Aldo Leopold's approach to environmental management changed drastically between the early 1920s, when he advocated predator eradication, and 1944, when he drafted “Thinking Like a Mountain.” How are we to understand these changes?
It is shown that, early in his career, Leopold developed the basic elements of a conservation ethic, borrowing key elements from the Russian organicist P. D. Ouspensky and from A. T. Hadley, an American pragmatist who was president of Yale University when Leopold was a student there. Hadley's pragmatism counseled that we act on the wisdom embodied in the intuitive perceptions of our forefathers. While Leopold changed the presentation of his conservation ethic over the years, he never gave up these key ideas, traces of which remain in the final version of “The Land Ethic.”

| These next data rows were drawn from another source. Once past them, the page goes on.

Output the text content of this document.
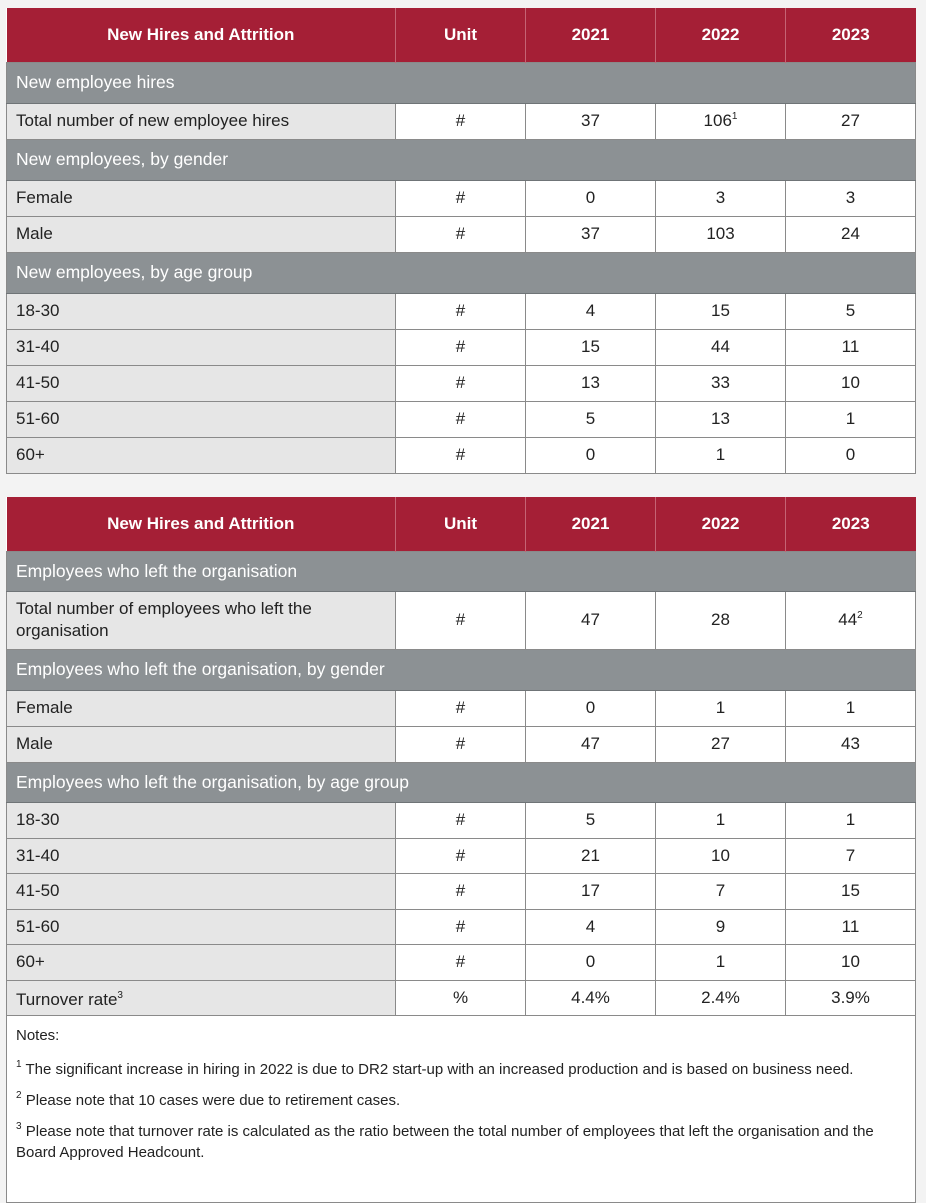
New Hires and Attrition	Unit	2021	2022	2023
New employee hires				
Total number of new employee hires	#	37	$106^1$	27
New employees, by gender				
Female	#	0	3	3
Male	#	37	103	24
New employees, by age group				
18-30	#	4	15	5
31-40	#	15	44	11
41-50	#	13	33	10
51-60	#	5	13	1
60+	#	0	1	0
New Hires and Attrition	Unit	2021	2022	2023
Employees who left the organisation				
Total number of employees who left the organisation	#	47	28	$44^2$
Employees who left the organisation, by gender				
Female	#	0	1	1
Male	#	47	27	43
Employees who left the organisation, by age group				
18-30	#	5	1	1
31-40	#	21	10	7
41-50	#	17	7	15
51-60	#	4	9	11
60+	#	0	1	10
Turnover rate$^3$	%	4.4%	2.4%	3.9%

Notes:

$^1$ The significant increase in hiring in 2022 is due to DR2 start-up with an increased production and is based on business need.

$^2$ Please note that 10 cases were due to retirement cases.

$^3$ Please note that turnover rate is calculated as the ratio between the total number of employees that left the organisation and the Board Approved Headcount.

The changes in Leopold's management strategies were not due to a change in metaphysical or moral views, but to his evolving experience as a forester and game manager. Leopold learned that “violent” strategies, such as monocultural planting of trees, pervasive agricultural management of fragile ecosystems and, above all predator eradication, led to unforeseen and unwelcome results. Leopold recognized that we may never have adequate information to manipulate natural systems for maximal human utility without diminishing their vitality. He therefore lost faith in “economic biology” as a guide to environmental management.
Leopold's changing views on management resulted from his experience as an environmental manager, not from a conversion from utilitarian anthropocentrism to biocentric nonanthropocentrism. While Leopold was drawn to Ouspensky's organicism, and he hoped Americans would through a profound change in their perceptions of nature adopt such a view eventually, he believed throughout his career that longsighted anthropocentrism provides an adequate basis for conservation practices.